Otelo Burning is a 2011 South African drama film directed and produced by Sara Blecher. The screenplay was written by James Whyle, Sara Blecher and The Cast Workshop. The film is in Zulu with English subtitles. It stars Jafta Mamabolo (Generations), Thomas Gumede (A Place Called Home), and Tshepang Mohlomi (Izulu Lami).

==Plot==
In 1989, at the peak of the struggle against Apartheid. 16-year-old Otelo Buthelezi, his younger brother, Ntwe, and his best friend, New Year, are invited to the beach house where their new friend's mother is a domestic worker.

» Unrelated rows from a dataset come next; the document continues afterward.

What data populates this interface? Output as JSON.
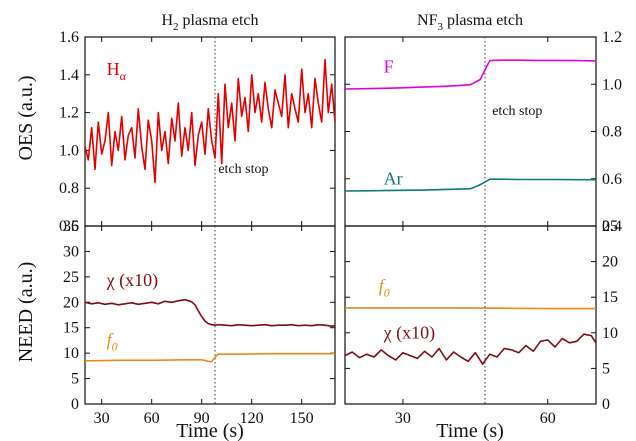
{
  "chart_data": [
    {
      "type": "line",
      "title": "H2 plasma etch",
      "ylabel": "OES (a.u.)",
      "xlabel": "",
      "xlim": [
        20,
        170
      ],
      "ylim": [
        0.6,
        1.6
      ],
      "xticks": [
        30,
        60,
        90,
        120,
        150
      ],
      "yticks": [
        0.6,
        0.8,
        1.0,
        1.2,
        1.4,
        1.6
      ],
      "yaxis_side": "left",
      "etch_stop_x": 98,
      "annotations": [
        {
          "text": "etch stop",
          "x": 100,
          "y": 0.88
        }
      ],
      "series": [
        {
          "name": "Hα",
          "label_x": 33,
          "label_y": 1.4,
          "color": "#e00000",
          "x": [
            20,
            22,
            24,
            26,
            28,
            30,
            32,
            34,
            36,
            38,
            40,
            42,
            44,
            46,
            48,
            50,
            52,
            54,
            56,
            58,
            60,
            62,
            64,
            66,
            68,
            70,
            72,
            74,
            76,
            78,
            80,
            82,
            84,
            86,
            88,
            90,
            92,
            94,
            96,
            98,
            100,
            102,
            104,
            106,
            108,
            110,
            112,
            114,
            116,
            118,
            120,
            122,
            124,
            126,
            128,
            130,
            132,
            134,
            136,
            138,
            140,
            142,
            144,
            146,
            148,
            150,
            152,
            154,
            156,
            158,
            160,
            162,
            164,
            166,
            168,
            170
          ],
          "values": [
            1.02,
            0.95,
            1.12,
            0.9,
            1.15,
            0.98,
            1.05,
            1.2,
            0.92,
            1.1,
            1.0,
            1.18,
            0.95,
            1.08,
            1.12,
            0.96,
            1.22,
            1.02,
            0.9,
            1.16,
            1.05,
            0.83,
            1.2,
            1.0,
            1.1,
            0.93,
            1.17,
            1.05,
            1.25,
            0.97,
            1.12,
            1.0,
            1.2,
            0.92,
            1.08,
            1.15,
            0.98,
            1.22,
            1.05,
            0.96,
            1.3,
            0.93,
            1.35,
            1.12,
            1.25,
            1.05,
            1.38,
            1.18,
            1.28,
            1.1,
            1.4,
            1.2,
            1.3,
            1.15,
            1.36,
            1.22,
            1.12,
            1.32,
            1.25,
            1.18,
            1.4,
            1.12,
            1.3,
            1.22,
            1.15,
            1.43,
            1.2,
            1.3,
            1.12,
            1.38,
            1.25,
            1.15,
            1.48,
            1.2,
            1.35,
            1.15
          ]
        }
      ]
    },
    {
      "type": "line",
      "title": "NF3 plasma etch",
      "ylabel": "",
      "xlabel": "",
      "xlim": [
        18,
        70
      ],
      "ylim": [
        0.4,
        1.2
      ],
      "xticks": [
        30,
        60
      ],
      "yticks": [
        0.4,
        0.6,
        0.8,
        1.0,
        1.2
      ],
      "yaxis_side": "right",
      "etch_stop_x": 47,
      "annotations": [
        {
          "text": "etch stop",
          "x": 48.5,
          "y": 0.87
        }
      ],
      "series": [
        {
          "name": "F",
          "label_x": 26,
          "label_y": 1.05,
          "color": "#e000e0",
          "x": [
            18,
            22,
            26,
            30,
            34,
            38,
            42,
            44,
            46,
            48,
            50,
            54,
            58,
            62,
            66,
            70
          ],
          "values": [
            0.98,
            0.981,
            0.983,
            0.985,
            0.988,
            0.991,
            0.995,
            0.998,
            1.02,
            1.1,
            1.102,
            1.102,
            1.101,
            1.101,
            1.1,
            1.099
          ]
        },
        {
          "name": "Ar",
          "label_x": 26,
          "label_y": 0.575,
          "color": "#0e7a7a",
          "x": [
            18,
            22,
            26,
            30,
            34,
            38,
            42,
            44,
            46,
            48,
            50,
            54,
            58,
            62,
            66,
            70
          ],
          "values": [
            0.548,
            0.549,
            0.55,
            0.551,
            0.552,
            0.554,
            0.556,
            0.558,
            0.575,
            0.598,
            0.598,
            0.597,
            0.597,
            0.597,
            0.596,
            0.596
          ]
        }
      ]
    },
    {
      "type": "line",
      "title": "",
      "ylabel": "NEED (a.u.)",
      "xlabel": "Time (s)",
      "xlim": [
        20,
        170
      ],
      "ylim": [
        0,
        35
      ],
      "xticks": [
        30,
        60,
        90,
        120,
        150
      ],
      "yticks": [
        0,
        5,
        10,
        15,
        20,
        25,
        30,
        35
      ],
      "yaxis_side": "left",
      "etch_stop_x": 98,
      "annotations": [],
      "series": [
        {
          "name": "χ (x10)",
          "label_x": 33,
          "label_y": 23.2,
          "color": "#7a0f14",
          "x": [
            20,
            24,
            28,
            32,
            36,
            40,
            44,
            48,
            52,
            56,
            60,
            64,
            68,
            72,
            76,
            80,
            84,
            86,
            88,
            90,
            92,
            94,
            96,
            98,
            100,
            104,
            108,
            112,
            116,
            120,
            124,
            128,
            132,
            136,
            140,
            144,
            148,
            152,
            156,
            160,
            164,
            168,
            170
          ],
          "values": [
            20.0,
            19.7,
            19.9,
            19.6,
            19.8,
            19.5,
            19.7,
            19.9,
            19.6,
            19.8,
            20.0,
            19.7,
            20.2,
            20.0,
            20.3,
            20.5,
            20.1,
            19.5,
            18.3,
            17.2,
            16.3,
            15.8,
            15.6,
            15.5,
            15.6,
            15.5,
            15.4,
            15.6,
            15.5,
            15.4,
            15.5,
            15.6,
            15.4,
            15.5,
            15.5,
            15.6,
            15.4,
            15.5,
            15.4,
            15.6,
            15.5,
            15.3,
            15.4
          ]
        },
        {
          "name": "f0",
          "label_x": 33,
          "label_y": 11.5,
          "color": "#e88a1a",
          "x": [
            20,
            40,
            60,
            80,
            90,
            94,
            96,
            98,
            100,
            110,
            130,
            150,
            170
          ],
          "values": [
            8.5,
            8.6,
            8.6,
            8.7,
            8.7,
            8.4,
            8.3,
            9.2,
            9.8,
            9.8,
            9.9,
            9.9,
            9.9
          ]
        }
      ]
    },
    {
      "type": "line",
      "title": "",
      "ylabel": "",
      "xlabel": "Time (s)",
      "xlim": [
        18,
        70
      ],
      "ylim": [
        0,
        25
      ],
      "xticks": [
        30,
        60
      ],
      "yticks": [
        0,
        5,
        10,
        15,
        20,
        25
      ],
      "yaxis_side": "right",
      "etch_stop_x": 47,
      "annotations": [],
      "series": [
        {
          "name": "f0",
          "label_x": 25,
          "label_y": 15.8,
          "color": "#e88a1a",
          "x": [
            18,
            30,
            40,
            50,
            60,
            70
          ],
          "values": [
            13.5,
            13.5,
            13.5,
            13.45,
            13.4,
            13.4
          ]
        },
        {
          "name": "χ (x10)",
          "label_x": 26,
          "label_y": 9.2,
          "color": "#7a0f14",
          "x": [
            18,
            19.5,
            21,
            22.5,
            24,
            25.5,
            27,
            28.5,
            30,
            31.5,
            33,
            34.5,
            36,
            37.5,
            39,
            40.5,
            42,
            43.5,
            45,
            46.5,
            48,
            49.5,
            51,
            52.5,
            54,
            55.5,
            57,
            58.5,
            60,
            61.5,
            63,
            64.5,
            66,
            67.5,
            69,
            70
          ],
          "values": [
            6.8,
            7.3,
            6.5,
            7.0,
            6.6,
            7.6,
            6.8,
            6.2,
            7.2,
            6.8,
            6.4,
            7.4,
            6.6,
            7.8,
            6.2,
            7.3,
            6.6,
            6.0,
            7.2,
            5.6,
            7.0,
            6.6,
            7.8,
            7.6,
            7.2,
            8.2,
            7.4,
            8.8,
            9.0,
            8.0,
            9.2,
            8.6,
            8.8,
            9.8,
            9.6,
            8.6
          ]
        }
      ]
    }
  ]
}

They consider the area to be the opposite of the township where they live – which is under a constant and growing threat from political violence
from Inkatha and United Democratic Front supporters. The boys, originally afraid of water, become interested in surfing.

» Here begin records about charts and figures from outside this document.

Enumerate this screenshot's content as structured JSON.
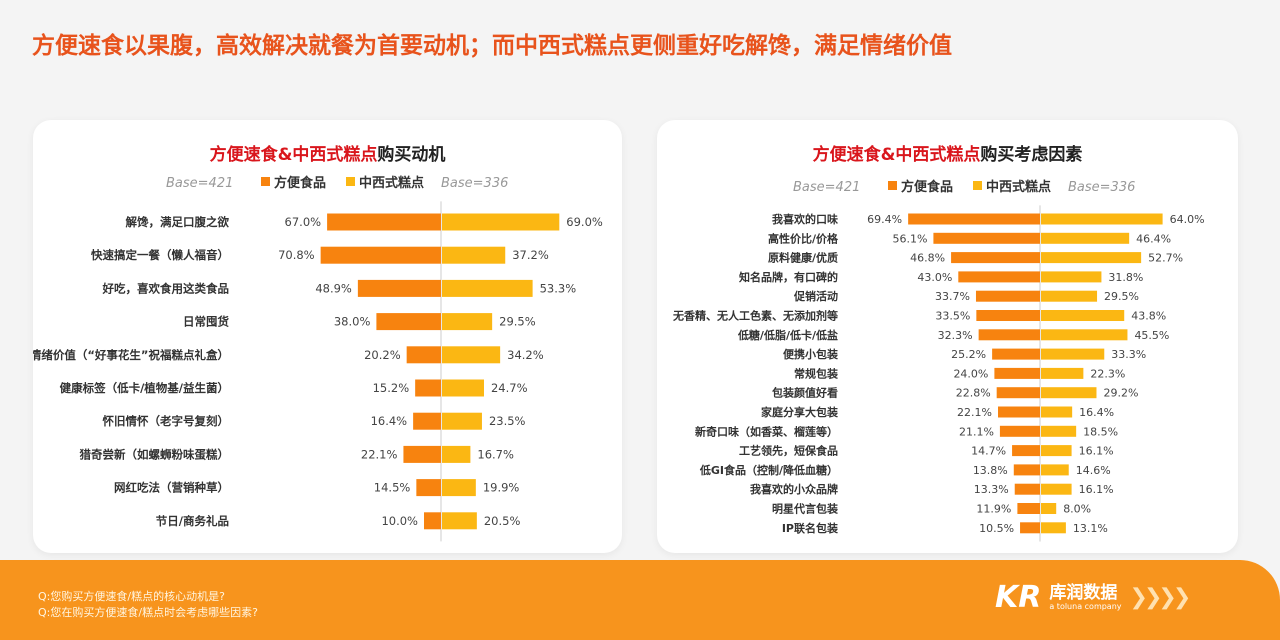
{
  "title": "方便速食以果腹，高效解决就餐为首要动机；而中西式糕点更侧重好吃解馋，满足情绪价值",
  "colors": {
    "convenience": "#f7830f",
    "pastry": "#fbb713",
    "title": "#e8531c",
    "footer": "#f7941d"
  },
  "chart_data": [
    {
      "type": "bar",
      "orientation": "diverging-horizontal",
      "title_highlight": "方便速食&中西式糕点",
      "title_rest": "购买动机",
      "legend": {
        "left_base": "Base=421",
        "right_base": "Base=336",
        "placement": "top"
      },
      "categories": [
        "解馋，满足口腹之欲",
        "快速搞定一餐（懒人福音）",
        "好吃，喜欢食用这类食品",
        "日常囤货",
        "情绪价值（“好事花生”祝福糕点礼盒）",
        "健康标签（低卡/植物基/益生菌）",
        "怀旧情怀（老字号复刻）",
        "猎奇尝新（如螺蛳粉味蛋糕）",
        "网红吃法（营销种草）",
        "节日/商务礼品"
      ],
      "series": [
        {
          "name": "方便食品",
          "values": [
            67.0,
            70.8,
            48.9,
            38.0,
            20.2,
            15.2,
            16.4,
            22.1,
            14.5,
            10.0
          ]
        },
        {
          "name": "中西式糕点",
          "values": [
            69.0,
            37.2,
            53.3,
            29.5,
            34.2,
            24.7,
            23.5,
            16.7,
            19.9,
            20.5
          ]
        }
      ],
      "unit": "%"
    },
    {
      "type": "bar",
      "orientation": "diverging-horizontal",
      "title_highlight": "方便速食&中西式糕点",
      "title_rest": "购买考虑因素",
      "legend": {
        "left_base": "Base=421",
        "right_base": "Base=336",
        "placement": "top"
      },
      "categories": [
        "我喜欢的口味",
        "高性价比/价格",
        "原料健康/优质",
        "知名品牌，有口碑的",
        "促销活动",
        "无香精、无人工色素、无添加剂等",
        "低糖/低脂/低卡/低盐",
        "便携小包装",
        "常规包装",
        "包装颜值好看",
        "家庭分享大包装",
        "新奇口味（如香菜、榴莲等）",
        "工艺领先，短保食品",
        "低GI食品（控制/降低血糖）",
        "我喜欢的小众品牌",
        "明星代言包装",
        "IP联名包装"
      ],
      "series": [
        {
          "name": "方便食品",
          "values": [
            69.4,
            56.1,
            46.8,
            43.0,
            33.7,
            33.5,
            32.3,
            25.2,
            24.0,
            22.8,
            22.1,
            21.1,
            14.7,
            13.8,
            13.3,
            11.9,
            10.5
          ]
        },
        {
          "name": "中西式糕点",
          "values": [
            64.0,
            46.4,
            52.7,
            31.8,
            29.5,
            43.8,
            45.5,
            33.3,
            22.3,
            29.2,
            16.4,
            18.5,
            16.1,
            14.6,
            16.1,
            8.0,
            13.1
          ]
        }
      ],
      "unit": "%"
    }
  ],
  "footer": {
    "q1": "Q:您购买方便速食/糕点的核心动机是?",
    "q2": "Q:您在购买方便速食/糕点时会考虑哪些因素?",
    "brand": "库润数据",
    "brand_sub": "a toluna company",
    "logo_mark": "KR"
  }
}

It is revealed that Otelo is gifted at surfing. An older white man, Kurt Struely, approaches the boys and invites them home to watch some professional surfers on video, and encourages them to continue surfing. Mandla begins to resent Otelo's skill, whose resentment builds even more when Dezi, New Year's younger sister, falls for Otelo.

As the boys begin to win competitions, Mandla's jealousy grows and eventually he betrays his friend. In exchange for money for a new surfboard, he sells Otelo's brother out as a suspected informer to the apartheid security police.

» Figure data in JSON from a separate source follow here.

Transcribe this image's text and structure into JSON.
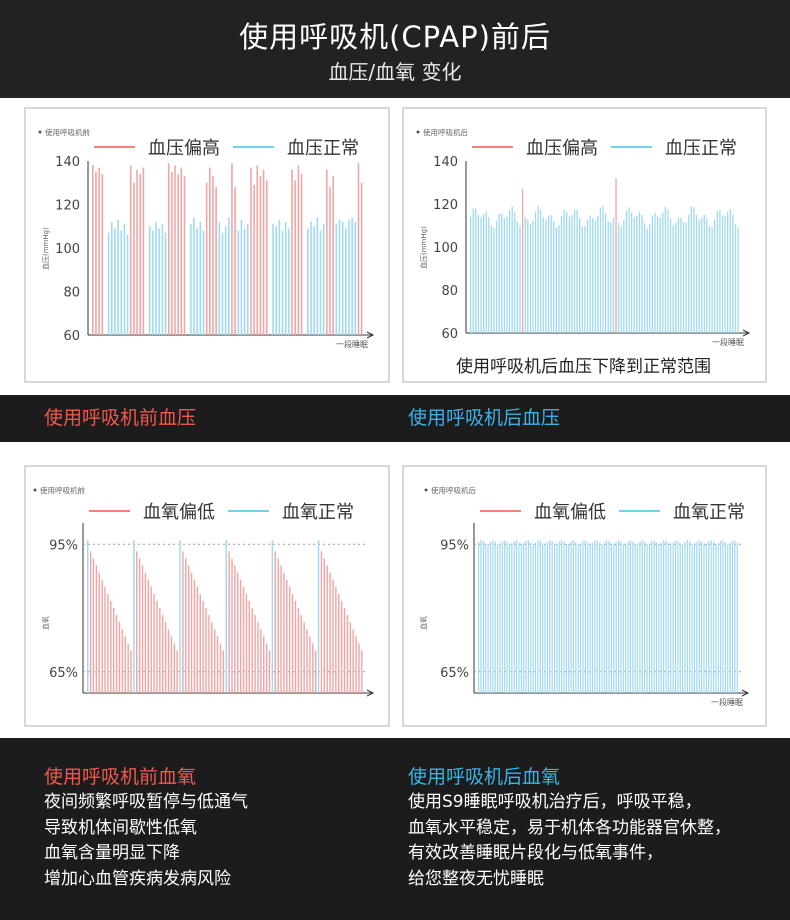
{
  "header": {
    "title": "使用呼吸机(CPAP)前后",
    "subtitle": "血压/血氧 变化"
  },
  "colors": {
    "high_or_low": "#f2a5a5",
    "normal": "#9fd9f2",
    "legend_red": "#f0584f",
    "legend_blue": "#46c0ec"
  },
  "captions": {
    "bp_before": "使用呼吸机前血压",
    "bp_after": "使用呼吸机后血压",
    "spo2_before": "使用呼吸机前血氧",
    "spo2_after": "使用呼吸机后血氧"
  },
  "descriptions": {
    "before": [
      "夜间频繁呼吸暂停与低通气",
      "导致机体间歇性低氧",
      "血氧含量明显下降",
      "增加心血管疾病发病风险"
    ],
    "after": [
      "使用S9睡眠呼吸机治疗后，呼吸平稳，",
      "血氧水平稳定，易于机体各功能器官休整，",
      "有效改善睡眠片段化与低氧事件，",
      "给您整夜无忧睡眠"
    ]
  },
  "chart_data": [
    {
      "type": "bar",
      "title": "使用呼吸机前",
      "ylabel": "血压(mmHg)",
      "xlabel": "一段睡眠",
      "ylim": [
        60,
        140
      ],
      "yticks": [
        "140",
        "120",
        "100",
        "80",
        "60"
      ],
      "legend": [
        "血压偏高",
        "血压正常"
      ],
      "series": [
        {
          "name": "血压偏高",
          "clusters": [
            [
              0,
              4,
              [
                138,
                135,
                137,
                134,
                131
              ]
            ],
            [
              12,
              5,
              [
                138,
                130,
                136,
                134,
                137
              ]
            ],
            [
              24,
              6,
              [
                139,
                135,
                138,
                134,
                137,
                133
              ]
            ],
            [
              36,
              4,
              [
                130,
                137,
                133,
                128
              ]
            ],
            [
              44,
              2,
              [
                139,
                128
              ]
            ],
            [
              50,
              6,
              [
                137,
                129,
                138,
                133,
                136,
                131
              ]
            ],
            [
              63,
              4,
              [
                136,
                131,
                138,
                134
              ]
            ],
            [
              74,
              3,
              [
                136,
                128,
                133
              ]
            ],
            [
              84,
              2,
              [
                139,
                130
              ]
            ]
          ]
        },
        {
          "name": "血压正常",
          "clusters": [
            [
              5,
              7,
              [
                107,
                112,
                109,
                113,
                108,
                111,
                106
              ]
            ],
            [
              18,
              6,
              [
                110,
                108,
                112,
                109,
                111,
                107
              ]
            ],
            [
              31,
              5,
              [
                111,
                114,
                109,
                112,
                108
              ]
            ],
            [
              40,
              4,
              [
                112,
                107,
                110,
                114
              ]
            ],
            [
              46,
              4,
              [
                108,
                113,
                109,
                111
              ]
            ],
            [
              57,
              6,
              [
                111,
                110,
                113,
                108,
                112,
                109
              ]
            ],
            [
              68,
              6,
              [
                109,
                112,
                110,
                114,
                108,
                111
              ]
            ],
            [
              77,
              7,
              [
                111,
                113,
                112,
                109,
                113,
                114,
                112
              ]
            ]
          ]
        }
      ],
      "n_bars": 86
    },
    {
      "type": "bar",
      "title": "使用呼吸机后",
      "ylabel": "血压(mmHg)",
      "xlabel": "一段睡眠",
      "ylim": [
        60,
        140
      ],
      "yticks": [
        "140",
        "120",
        "100",
        "80",
        "60"
      ],
      "legend": [
        "血压偏高",
        "血压正常"
      ],
      "annotation": "使用呼吸机后血压下降到正常范围",
      "normal_range": [
        108,
        120
      ],
      "spikes": [
        {
          "i": 20,
          "v": 127
        },
        {
          "i": 56,
          "v": 132
        }
      ],
      "n_bars": 104
    },
    {
      "type": "bar",
      "title": "使用呼吸机前",
      "ylabel": "血氧",
      "xlabel": "",
      "ylim": [
        60,
        100
      ],
      "yticks": [
        "95%",
        "65%"
      ],
      "refs": [
        95,
        65
      ],
      "legend": [
        "血氧偏低",
        "血氧正常"
      ],
      "cycles": 6,
      "cycle_start": 95,
      "cycle_end": 70,
      "n_bars": 96
    },
    {
      "type": "bar",
      "title": "使用呼吸机后",
      "ylabel": "血氧",
      "xlabel": "一段睡眠",
      "ylim": [
        60,
        100
      ],
      "yticks": [
        "95%",
        "65%"
      ],
      "refs": [
        95,
        65
      ],
      "legend": [
        "血氧偏低",
        "血氧正常"
      ],
      "value_range": [
        95,
        96
      ],
      "n_bars": 110
    }
  ]
}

When Otelo discovers his younger brother's death, he has to choose between international surfing competitions or justice for Ntwe. On the day Nelson Mandela is released from prison in 1990, Otelo makes his choice.

==Cast==
The cast is mostly made up of young up-and-coming actors who were integrally involved in the world of the story.

- Jafta Mamabolo as Otelo
- Thomas Gumede as New Year
- Sihle Xaba as Mandla Modise
- Tshepang Mohlomi as Ntwe
- Nolwazi Shange as Dezi
- Kenneth Nkosi as Oscar Buthelezi
- Harriet Manamela as Mother Christmas
- Hamilton Dhlamini as Skhumbuzo
- Motlatsi Mafatsche as Blade

==Production==
The film was in development for over seven years and came out of an extensive workshop process conducted with a group of children in Lamontville, near Durban.

===Filming===
Much of the film was shot handheld on location in the South African province of KwaZulu-Natal. Most of the film was shot on a RED camera, provided by Panavision. The surf scenes were filmed on a Canon 5D by Fixer Films from Cape Town.

==Music==
The film's original score was composed by Alan Lazar and Tiago Correia-Paulo. The following songs also appeared in the film:

- Induna (The Headman) - Shiyani Ngcobo
- March in the Line - Casino
- Mkhozi - Monwa & Sun
- All Night Jive - Zone 3
- Reggae Vibes is Cool - James Phillips
- Ezweni Elihle-Hle - Masibuyele Kujehova
- Zulu
- Straight Forward - The Big Red One
- Hold On - Modern English
- Thugs - The Dynamics
- Hoi Chaklas - Mr. Chacklas
- Dangerous - MM Deluxe
- Who's Worried - The Dynamics
- My Dreams Won't Wait - Zaki Ibrahim
- Sunshine - Zaki Ibrahim
- Cold World - Tumi and Andreena Mill

==Reception==
The project was taken to the No Borders IFP in New York in September 2009, and was chosen for the IFP Independent Film Narrative Labs in 2011. Otelo Burning was the opening film for the 32nd Durban International Film Festival.

==Awards==
The film won the awards of Best Dramatic feature and Surfing movie at the 2013 Byron Bay International Film Festival.